Mais il y a plus grave aujourd'hui. Dans la période intercensitaire, de 1975 à 1982, le nombre d'actifs pourvus d'un emploi a encore augmenté légèrement parmi les Français, de 3,5 %, par suite surtout de l'accroissement du travail féminin, mais il a reculé parmi les étrangers de 11,5 %, passant de 1 511 000 à 1 338 888. La crise économique et le chômage touchent en effet plus sévèrement la population émigrée, dont le niveau de vie n'est déjà pas très élevé en général.

Le chômage ne frappe pas également les groupes d'origine ethnique différente. Il touche beaucoup moins ceux qui sont arrivés depuis plus longtemps, Italiens et Espagnols – dont le profil social, si l'on peut dire, est très proche de celui des Français – ou Portugais, rentrés plus souvent chez eux, mais il frappe de plein fouet les vagues plus récentes, non européennes : Turcs 14 % des actifs, Marocains 15 %, Tunisiens 18 % et, avant tous les autres, Algériens, 22 %, contre 9 % parmi l'ensemble de la population active. Le chômage a continué sa progression depuis 1982 et la situation n'a pu que s'aggraver pour les immigrés, en même temps que les écarts entre eux (Enquête sur l'emploi en 1985 ; Paris, Collections de l'INSEE, série D, 107, octobre 1985, 272 p.).

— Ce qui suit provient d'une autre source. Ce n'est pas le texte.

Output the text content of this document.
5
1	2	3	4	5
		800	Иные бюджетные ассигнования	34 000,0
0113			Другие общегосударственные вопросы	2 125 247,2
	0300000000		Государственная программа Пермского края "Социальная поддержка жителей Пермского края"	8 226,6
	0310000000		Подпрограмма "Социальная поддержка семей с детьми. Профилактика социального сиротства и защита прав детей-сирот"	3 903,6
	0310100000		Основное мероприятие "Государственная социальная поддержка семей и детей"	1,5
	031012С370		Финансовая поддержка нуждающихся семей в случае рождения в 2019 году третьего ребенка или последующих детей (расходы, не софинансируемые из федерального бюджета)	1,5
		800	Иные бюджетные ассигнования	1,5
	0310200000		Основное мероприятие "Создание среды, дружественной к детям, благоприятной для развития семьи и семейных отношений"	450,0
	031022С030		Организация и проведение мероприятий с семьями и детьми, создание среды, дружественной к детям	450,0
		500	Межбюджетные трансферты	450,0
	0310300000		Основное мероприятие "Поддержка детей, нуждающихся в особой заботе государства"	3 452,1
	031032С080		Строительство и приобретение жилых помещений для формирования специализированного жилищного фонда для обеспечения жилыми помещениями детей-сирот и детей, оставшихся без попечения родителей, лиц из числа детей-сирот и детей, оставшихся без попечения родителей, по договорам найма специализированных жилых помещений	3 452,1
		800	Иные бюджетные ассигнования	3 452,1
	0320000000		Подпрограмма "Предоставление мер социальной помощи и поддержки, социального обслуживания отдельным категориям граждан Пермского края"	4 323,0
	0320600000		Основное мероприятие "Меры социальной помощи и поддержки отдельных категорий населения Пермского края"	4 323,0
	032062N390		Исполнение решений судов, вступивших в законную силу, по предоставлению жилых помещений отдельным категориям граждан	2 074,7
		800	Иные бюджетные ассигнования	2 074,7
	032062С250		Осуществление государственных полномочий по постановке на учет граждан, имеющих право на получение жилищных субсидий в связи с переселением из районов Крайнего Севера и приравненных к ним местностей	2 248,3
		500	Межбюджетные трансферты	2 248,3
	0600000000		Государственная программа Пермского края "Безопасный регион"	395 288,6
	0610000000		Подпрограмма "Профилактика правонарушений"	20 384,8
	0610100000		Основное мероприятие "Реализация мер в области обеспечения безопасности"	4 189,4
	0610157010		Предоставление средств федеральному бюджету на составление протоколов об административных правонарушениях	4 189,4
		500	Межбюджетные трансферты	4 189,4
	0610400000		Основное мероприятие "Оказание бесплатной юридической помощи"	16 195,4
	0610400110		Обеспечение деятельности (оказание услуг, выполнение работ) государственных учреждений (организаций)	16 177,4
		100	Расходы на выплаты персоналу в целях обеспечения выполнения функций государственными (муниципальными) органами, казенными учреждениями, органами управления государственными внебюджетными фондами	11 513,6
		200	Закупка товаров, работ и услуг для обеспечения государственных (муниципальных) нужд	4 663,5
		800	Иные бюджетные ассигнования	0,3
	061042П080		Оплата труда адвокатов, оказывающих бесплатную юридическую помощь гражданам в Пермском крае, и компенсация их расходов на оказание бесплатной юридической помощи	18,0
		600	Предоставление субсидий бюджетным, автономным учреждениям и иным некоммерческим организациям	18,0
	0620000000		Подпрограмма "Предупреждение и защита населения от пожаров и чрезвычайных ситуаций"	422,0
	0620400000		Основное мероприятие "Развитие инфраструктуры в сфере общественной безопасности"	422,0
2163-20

Que les déplacements soient libres et spontanés, comme autrefois, que les pays d'arrivée procèdent ou non à des recrutements à l'étranger, que les pays de départ les encouragent et les favorisent, que des réglementations interviennent de part et d'autre, qu'il y ait ou non des accords entre gouvernements, les migrations sont toujours sensibles à la conjoncture économique et au marché de l'emploi. Les migrants ne quittent pas leur terroir par fantaisie ou par goût de l'aventure. Seul les guide le souci d'améliorer leurs conditions d'existence et de trouver du travail. Si le travail vient à manquer là où ils sont allés, leur situation se détériore, des mouvements de retour s'amorcent, mais, si précaire qu'elle devienne, ils ont pris des habitudes et ne sont pas sûrs de trouver mieux dans leur propre pays. Ils sont donc tentés de rester, alors que les autochtones peuvent souhaiter leur départ. Les difficultés économiques risquent ainsi de transformer en dialogue conflictuel une rencontre plus aisée que favoriserait la prospérité.

Jeunesse des immigrés

Le chômage atteint davantage les jeunes, qui ont du mal à se placer sur le marché du travail. Les groupes qui en comptent le plus sont donc à l'évidence les plus touchés. Or, précisément, la structure par âge des populations immigrées récemment, tout particulièrement maghrébine et musulmane, est très différente de celle des Français. La moitié des immigrés n'ont pas 25 ans, et 5 % seulement ont dépassé 54 ans, alors que parmi les Français les proportions respectives sont de 36 et 25 %.

C'est donc parmi les groupes originaires du Maghreb, Algériens en particulier, les plus nombreux et les plus concentrés, que se trouvent le plus d'adolescents sans emploi, plus sensibles aux voix de la propagande politique et aux tentations nées du désœuvrement. La délinquance est-elle plus élevée dans cette population de jeunes inactifs ? Sans doute, mais une comparaison équitable devrait porter sur des nationaux de même âge, placés dans les mêmes conditions de vie. Il n'est pas surprenant, en tout cas, qu'ils soient plus bruyants et plus voyants.

L'école et l'avenir

La jeunesse de la population immigrée récente résulte d'un double phénomène. En premier lieu, toute migration est sélective et concerne davantage d'hommes que de femmes, et de jeunes adultes, en quête de moyens de subsistance pour eux-mêmes et leur entourage. Ensuite, s'ils s'installent durablement dans le pays d'arrivée, ils font venir leurs femmes, elles aussi jeunes et en âge d'avoir des enfants, et ces familles conservent, au moins au début, le comportement prolifique de leur milieu d'origine.

Les naissances étrangères se multiplient ainsi d'année en année pour atteindre aujourd'hui 12 et 13 % de l'ensemble des naissances en France. Les familles nombreuses et très nombreuses sont plus fréquentes dans ces populations, et plus visibles aussi. Le nombre des enfants étrangers, maghrébins en particulier, s'accroît en conséquence dans les écoles maternelles, puis dans les écoles primaires, puisqu'ils sont soumis à l'obligation scolaire, et ensuite dans le technique et le secondaire. D'où des difficultés certaines pour les enseignants, là où la concentration est forte, et pour les parents français, désireux de retirer leurs enfants de classes et d'écoles où ils deviennent minoritaires.